Tale riduzione, sacrificando la proporzionalità tra il trattamento pensionistico e la quantità e la qualità del lavoro prestato durante il servizio attivo si pone in contrasto anche con l’art. 36, co. 1, Cost. e pregiudica l’adeguatezza della prestazione previdenziale, con conseguente violazione dell’art. 38, co. 2, Cost.
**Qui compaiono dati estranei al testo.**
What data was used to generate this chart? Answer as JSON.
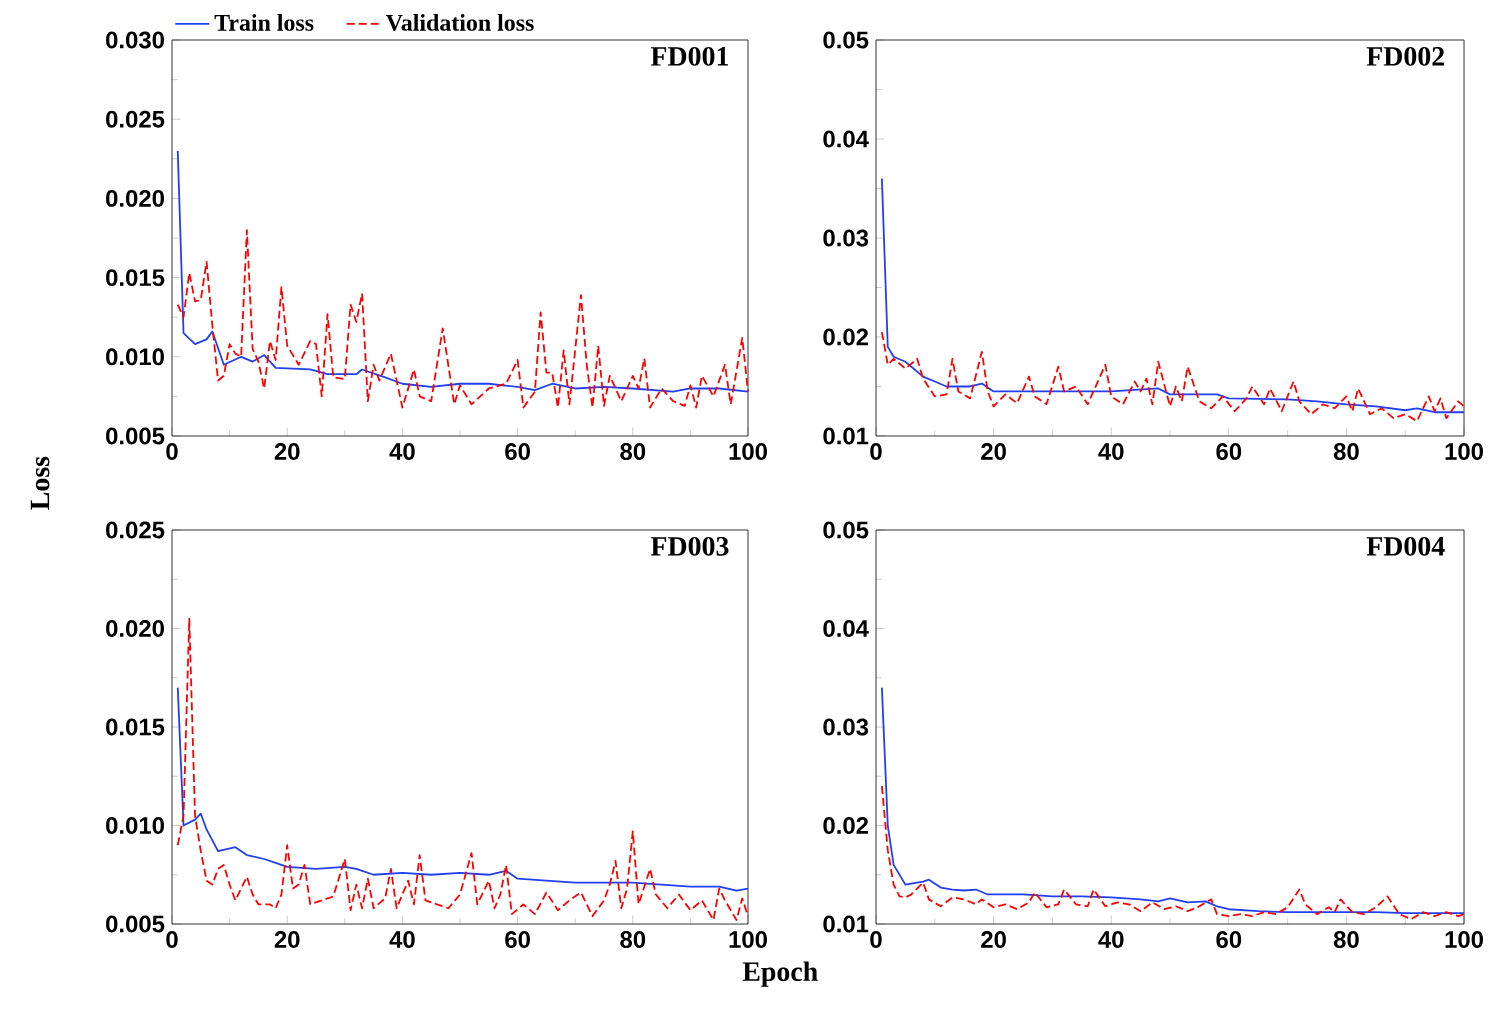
{
  "chart_data": [
    {
      "type": "line",
      "title": "FD001",
      "ylabel": "Loss",
      "legend": "top",
      "marker": "none",
      "xlim": [
        0,
        100
      ],
      "xticks": [
        0,
        20,
        40,
        60,
        80,
        100
      ],
      "ylim": [
        0.005,
        0.03
      ],
      "yticks": [
        0.005,
        {
          "value": 0.01,
          "label": "0.010"
        },
        0.015,
        {
          "value": 0.02,
          "label": "0.020"
        },
        0.025,
        {
          "value": 0.03,
          "label": "0.030"
        }
      ],
      "series": [
        {
          "name": "Train loss",
          "color": "#2040f0",
          "line_style": "solid",
          "x": [
            1,
            2,
            4,
            6,
            7,
            9,
            12,
            14,
            16,
            18,
            24,
            27,
            32,
            33,
            37,
            40,
            45,
            50,
            55,
            60,
            63,
            66,
            70,
            75,
            80,
            87,
            90,
            95,
            100
          ],
          "values": [
            0.023,
            0.0115,
            0.0108,
            0.0111,
            0.0116,
            0.0095,
            0.01,
            0.0097,
            0.0101,
            0.0093,
            0.0092,
            0.0089,
            0.0089,
            0.0092,
            0.0087,
            0.0083,
            0.0081,
            0.0083,
            0.0083,
            0.0081,
            0.0079,
            0.0083,
            0.008,
            0.0081,
            0.008,
            0.0078,
            0.008,
            0.008,
            0.0078
          ]
        },
        {
          "name": "Validation loss",
          "color": "#ff0000",
          "line_style": "dashed",
          "x": [
            1,
            2,
            3,
            4,
            5,
            6,
            7,
            8,
            9,
            10,
            11,
            12,
            13,
            14,
            15,
            16,
            17,
            18,
            19,
            20,
            22,
            24,
            25,
            26,
            27,
            28,
            30,
            31,
            32,
            33,
            34,
            35,
            36,
            38,
            39,
            40,
            42,
            43,
            45,
            47,
            49,
            50,
            52,
            55,
            58,
            60,
            61,
            63,
            64,
            65,
            66,
            67,
            68,
            69,
            71,
            72,
            73,
            74,
            75,
            76,
            78,
            80,
            81,
            82,
            83,
            85,
            87,
            89,
            90,
            91,
            92,
            94,
            96,
            97,
            99,
            100
          ],
          "values": [
            0.0133,
            0.0125,
            0.0153,
            0.0135,
            0.0136,
            0.016,
            0.012,
            0.0085,
            0.0088,
            0.0108,
            0.0102,
            0.01,
            0.018,
            0.0105,
            0.0097,
            0.008,
            0.011,
            0.0098,
            0.0144,
            0.0107,
            0.0095,
            0.011,
            0.0108,
            0.0075,
            0.0127,
            0.0087,
            0.0086,
            0.0133,
            0.0122,
            0.014,
            0.0072,
            0.0095,
            0.0085,
            0.0102,
            0.0085,
            0.0068,
            0.0092,
            0.0075,
            0.0072,
            0.0118,
            0.007,
            0.0082,
            0.007,
            0.008,
            0.0083,
            0.0098,
            0.0068,
            0.0078,
            0.0128,
            0.009,
            0.009,
            0.0068,
            0.0104,
            0.007,
            0.0139,
            0.0095,
            0.0068,
            0.0107,
            0.0069,
            0.0088,
            0.0072,
            0.0088,
            0.008,
            0.0099,
            0.0068,
            0.008,
            0.0072,
            0.0069,
            0.0082,
            0.0068,
            0.0088,
            0.0075,
            0.0095,
            0.007,
            0.0112,
            0.0078
          ]
        }
      ]
    },
    {
      "type": "line",
      "title": "FD002",
      "marker": "none",
      "xlim": [
        0,
        100
      ],
      "xticks": [
        0,
        20,
        40,
        60,
        80,
        100
      ],
      "ylim": [
        0.01,
        0.05
      ],
      "yticks": [
        0.01,
        0.02,
        0.03,
        0.04,
        0.05
      ],
      "series": [
        {
          "color": "#2040f0",
          "line_style": "solid",
          "x": [
            1,
            2,
            3,
            5,
            8,
            10,
            12,
            16,
            18,
            20,
            30,
            40,
            48,
            50,
            58,
            60,
            70,
            75,
            80,
            85,
            90,
            92,
            95,
            100
          ],
          "values": [
            0.036,
            0.019,
            0.018,
            0.0175,
            0.016,
            0.0155,
            0.015,
            0.015,
            0.0153,
            0.0145,
            0.0145,
            0.0145,
            0.0148,
            0.0142,
            0.0142,
            0.0138,
            0.0137,
            0.0135,
            0.0132,
            0.013,
            0.0126,
            0.0128,
            0.0124,
            0.0124
          ]
        },
        {
          "color": "#ff0000",
          "line_style": "dashed",
          "x": [
            1,
            2,
            3,
            5,
            7,
            8,
            10,
            12,
            13,
            14,
            16,
            18,
            19,
            20,
            22,
            24,
            26,
            27,
            29,
            31,
            32,
            34,
            36,
            39,
            40,
            42,
            44,
            45,
            46,
            47,
            48,
            50,
            51,
            52,
            53,
            55,
            57,
            59,
            61,
            63,
            64,
            66,
            67,
            69,
            71,
            72,
            74,
            76,
            78,
            80,
            81,
            82,
            84,
            86,
            88,
            90,
            92,
            94,
            95,
            96,
            97,
            99,
            100
          ],
          "values": [
            0.0205,
            0.0172,
            0.0178,
            0.0168,
            0.0178,
            0.0158,
            0.014,
            0.0142,
            0.0178,
            0.0145,
            0.0138,
            0.0185,
            0.0145,
            0.013,
            0.0142,
            0.0133,
            0.016,
            0.014,
            0.0132,
            0.017,
            0.0145,
            0.015,
            0.0132,
            0.0172,
            0.014,
            0.0132,
            0.0155,
            0.0145,
            0.0158,
            0.0132,
            0.0175,
            0.013,
            0.015,
            0.0135,
            0.017,
            0.0135,
            0.0128,
            0.014,
            0.0125,
            0.0138,
            0.015,
            0.0132,
            0.0148,
            0.0125,
            0.0155,
            0.0135,
            0.0122,
            0.0132,
            0.0128,
            0.014,
            0.0125,
            0.0148,
            0.0122,
            0.0128,
            0.0118,
            0.0122,
            0.0115,
            0.014,
            0.0125,
            0.0138,
            0.0118,
            0.0135,
            0.013
          ]
        }
      ]
    },
    {
      "type": "line",
      "title": "FD003",
      "xlabel": "Epoch",
      "marker": "none",
      "xlim": [
        0,
        100
      ],
      "xticks": [
        0,
        20,
        40,
        60,
        80,
        100
      ],
      "ylim": [
        0.005,
        0.025
      ],
      "yticks": [
        0.005,
        {
          "value": 0.01,
          "label": "0.010"
        },
        0.015,
        {
          "value": 0.02,
          "label": "0.020"
        },
        0.025
      ],
      "series": [
        {
          "color": "#2040f0",
          "line_style": "solid",
          "x": [
            1,
            2,
            4,
            5,
            6,
            8,
            11,
            13,
            16,
            18,
            20,
            25,
            30,
            32,
            35,
            40,
            45,
            50,
            55,
            58,
            60,
            65,
            70,
            75,
            80,
            85,
            90,
            95,
            98,
            100
          ],
          "values": [
            0.017,
            0.01,
            0.0103,
            0.0106,
            0.0098,
            0.0087,
            0.0089,
            0.0085,
            0.0083,
            0.0081,
            0.0079,
            0.0078,
            0.0079,
            0.0078,
            0.0075,
            0.0076,
            0.0075,
            0.0076,
            0.0075,
            0.0077,
            0.0073,
            0.0072,
            0.0071,
            0.0071,
            0.0071,
            0.007,
            0.0069,
            0.0069,
            0.0067,
            0.0068
          ]
        },
        {
          "color": "#ff0000",
          "line_style": "dashed",
          "x": [
            1,
            2,
            3,
            4,
            5,
            6,
            7,
            8,
            9,
            10,
            11,
            12,
            13,
            14,
            15,
            17,
            18,
            19,
            20,
            21,
            22,
            23,
            24,
            26,
            28,
            30,
            31,
            32,
            33,
            34,
            35,
            37,
            38,
            39,
            41,
            42,
            43,
            44,
            46,
            48,
            50,
            52,
            53,
            55,
            56,
            57,
            58,
            59,
            61,
            63,
            65,
            67,
            69,
            71,
            73,
            75,
            76,
            77,
            78,
            79,
            80,
            81,
            83,
            84,
            86,
            88,
            90,
            92,
            94,
            95,
            96,
            98,
            99,
            100
          ],
          "values": [
            0.009,
            0.0105,
            0.0205,
            0.0105,
            0.0087,
            0.0072,
            0.007,
            0.0078,
            0.008,
            0.007,
            0.0062,
            0.0068,
            0.0074,
            0.0065,
            0.006,
            0.006,
            0.0058,
            0.0065,
            0.009,
            0.0068,
            0.007,
            0.008,
            0.006,
            0.0062,
            0.0064,
            0.0083,
            0.0057,
            0.007,
            0.0058,
            0.0073,
            0.0058,
            0.0063,
            0.0078,
            0.0058,
            0.0072,
            0.006,
            0.0085,
            0.0062,
            0.006,
            0.0058,
            0.0065,
            0.0086,
            0.006,
            0.0072,
            0.0058,
            0.0065,
            0.008,
            0.0055,
            0.006,
            0.0055,
            0.0066,
            0.0057,
            0.0062,
            0.0066,
            0.0054,
            0.0062,
            0.007,
            0.0082,
            0.0058,
            0.0068,
            0.0097,
            0.006,
            0.0078,
            0.0065,
            0.0058,
            0.0065,
            0.0057,
            0.0062,
            0.0052,
            0.0068,
            0.0062,
            0.0052,
            0.0063,
            0.0054
          ]
        }
      ]
    },
    {
      "type": "line",
      "title": "FD004",
      "marker": "none",
      "xlim": [
        0,
        100
      ],
      "xticks": [
        0,
        20,
        40,
        60,
        80,
        100
      ],
      "ylim": [
        0.01,
        0.05
      ],
      "yticks": [
        0.01,
        0.02,
        0.03,
        0.04,
        0.05
      ],
      "series": [
        {
          "color": "#2040f0",
          "line_style": "solid",
          "x": [
            1,
            2,
            3,
            5,
            8,
            9,
            11,
            13,
            15,
            17,
            19,
            25,
            30,
            35,
            40,
            45,
            48,
            50,
            53,
            56,
            58,
            60,
            65,
            70,
            75,
            80,
            85,
            90,
            95,
            100
          ],
          "values": [
            0.034,
            0.02,
            0.016,
            0.014,
            0.0143,
            0.0145,
            0.0137,
            0.0135,
            0.0134,
            0.0135,
            0.013,
            0.013,
            0.0128,
            0.0128,
            0.0127,
            0.0125,
            0.0123,
            0.0126,
            0.0122,
            0.0123,
            0.0118,
            0.0115,
            0.0113,
            0.0112,
            0.0112,
            0.0112,
            0.0112,
            0.0111,
            0.0111,
            0.0111
          ]
        },
        {
          "color": "#ff0000",
          "line_style": "dashed",
          "x": [
            1,
            2,
            3,
            4,
            5,
            6,
            8,
            9,
            11,
            13,
            15,
            17,
            18,
            20,
            22,
            24,
            26,
            27,
            29,
            31,
            32,
            34,
            36,
            37,
            39,
            41,
            43,
            45,
            47,
            49,
            51,
            53,
            55,
            57,
            58,
            60,
            62,
            64,
            66,
            68,
            70,
            72,
            73,
            75,
            77,
            78,
            79,
            81,
            83,
            85,
            87,
            89,
            91,
            93,
            95,
            97,
            99,
            100
          ],
          "values": [
            0.024,
            0.0175,
            0.014,
            0.0128,
            0.0127,
            0.013,
            0.0142,
            0.0125,
            0.0118,
            0.0127,
            0.0125,
            0.012,
            0.0125,
            0.0117,
            0.012,
            0.0115,
            0.0122,
            0.0132,
            0.0117,
            0.012,
            0.0135,
            0.012,
            0.0118,
            0.0135,
            0.0118,
            0.0122,
            0.012,
            0.0113,
            0.0122,
            0.0115,
            0.0118,
            0.0113,
            0.0118,
            0.0125,
            0.011,
            0.0108,
            0.011,
            0.0108,
            0.0112,
            0.011,
            0.0117,
            0.0135,
            0.012,
            0.011,
            0.0117,
            0.0112,
            0.0125,
            0.0112,
            0.011,
            0.0117,
            0.0128,
            0.011,
            0.0105,
            0.0112,
            0.0108,
            0.0112,
            0.0108,
            0.011
          ]
        }
      ]
    }
  ]
}
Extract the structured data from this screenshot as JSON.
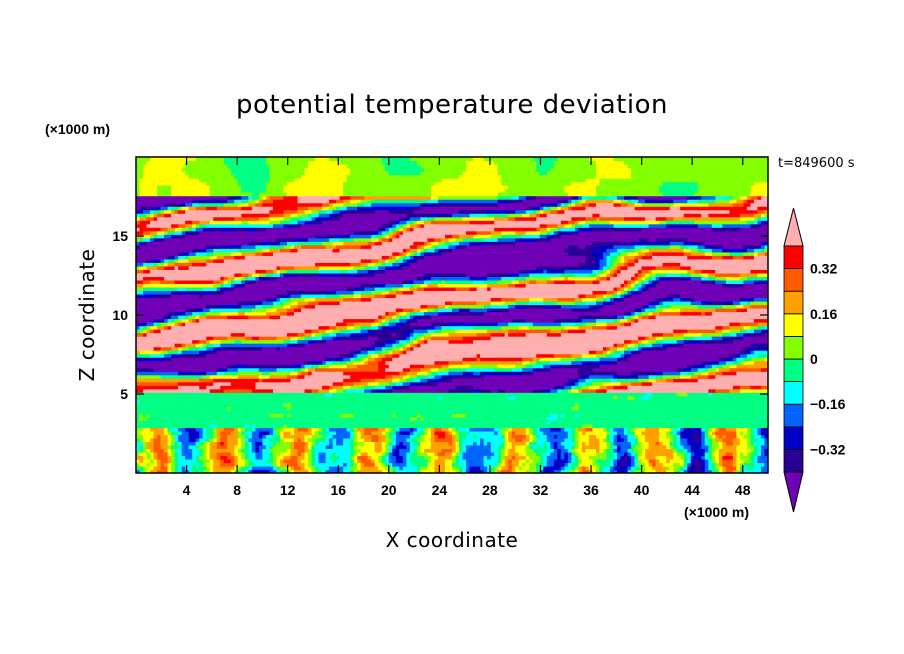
{
  "chart_data": {
    "type": "heatmap",
    "title": "potential temperature deviation",
    "xlabel": "X coordinate",
    "ylabel": "Z coordinate",
    "x_unit": "(×1000 m)",
    "y_unit": "(×1000 m)",
    "time_label": "t=849600 s",
    "xlim": [
      0,
      50
    ],
    "ylim": [
      0,
      20
    ],
    "x_ticks": [
      4,
      8,
      12,
      16,
      20,
      24,
      28,
      32,
      36,
      40,
      44,
      48
    ],
    "y_ticks": [
      5,
      10,
      15
    ],
    "colorbar": {
      "levels": [
        -0.4,
        -0.32,
        -0.24,
        -0.16,
        -0.08,
        0,
        0.08,
        0.16,
        0.24,
        0.32,
        0.4
      ],
      "labels": [
        "0.32",
        "0.16",
        "0",
        "−0.16",
        "−0.32"
      ],
      "label_values": [
        0.32,
        0.16,
        0,
        -0.16,
        -0.32
      ],
      "colors": [
        "#6f00b6",
        "#2a0096",
        "#0000c8",
        "#0064ff",
        "#00ffff",
        "#00ff82",
        "#82ff00",
        "#ffff00",
        "#ffa000",
        "#ff5a00",
        "#ff0000",
        "#ffafaf"
      ],
      "extend": "both"
    }
  }
}
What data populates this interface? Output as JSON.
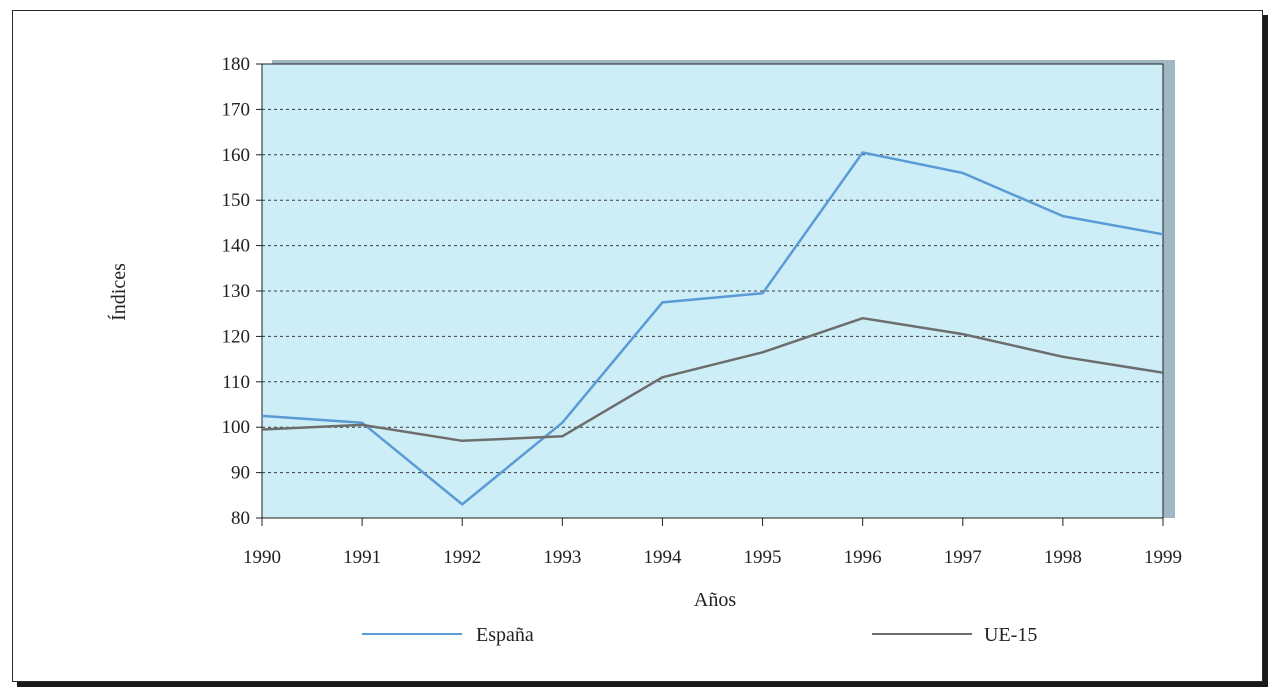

La Corte accoglie l’eccezione di legittimità costituzionale sulla base del principio (già enunciato con riguardo alla contribuzione volontaria) che laddove il lavoratore possieda i requisiti assicurativi e contributivi per beneficiare della pensione, la contribuzione acquisita nella fase successiva non può determinare una riduzione della prestazione virtualmente già maturata, risolvendosi:
- a) in una deroga a un principio provvisto di valenza generale (v. sentenze n. 433 e n. 201 del 1999, n. 427/1997);
- b) in un pregiudizio per il lavoratore (sentenza n. 307/1989, punto 2. del Considerato in diritto);
- c) in un conflitto con i princìpi di proporzionalità fra trattamento pensionistico e quantità e qualità del lavoro prestato durante il servizio attivo (art. 36, co.1, Cost.) nonché di adeguatezza delle prestazioni previdenziali (art. 38, co. 2, Cost.);
- d) in una divaricazione rispetto agli sviluppi normativi più recenti, e in particolare all’art. 12 D.Lgs. 4 marzo 2015, n. 22 (Disposizioni per il riordino della normativa in materia di ammortizzatori sociali in caso di disoccupazione involontaria e di ricollocazione dei lavoratori disoccupati, in attuazione della legge 10 dicembre 2014, n. 183), secondo cui: “1. La contribuzione figurativa e’ rapportata alla retribuzione di cui all’articolo 4, comma 1, entro un limite di retribuzione pari a 1,4 volte l’importo massimo mensile della NASpI per l’anno in corso. 2. Le retribuzioni computate nei limiti di cui al comma 1, rivalutate fino alla data di decorrenza della pensione, non sono prese in considerazione per la determinazione della retribuzione pensionabile qualora siano di importo inferiore alla retribuzione media pensionabile ottenuta non considerando tali retribuzioni. Rimane salvo il computo dell’anzianita’ contributiva relativa ai periodi eventualmente non considerati nella determinazione della retribuzione pensionabile ai fini dell’applicazione dell’articolo 24, comma 2, del decreto-legge 6 dicembre 2011, n. 201, convertito con modificazioni, dalla legge 22 dicembre 2011, n. 214” (su tale norma, v. INPS 12 maggio 2015, n. 94).
Anche la Cassazione, con orientamento ormai consolidato, ha affermato che ogni forma di contribuzione, sopravvenuta rispetto al maturare dell’anzianità assicurativa e contributiva minima, deve essere esclusa dal computo della base pensionabile, ove tale apporto produca un risultato meno favorevole per l’assicurato (25 marzo 2014, n. 6966 e 24 novembre 2008, n. 27879). Si è inoltre precisato che la “neutralizzazione” non opera per quei periodi contributivi che concorrano ad integrare il requisito necessario per l’accesso al trattamento pensionistico (Cass. 28 febbraio 2014, n. 4868 e 26 ottobre 2004, n. 20732).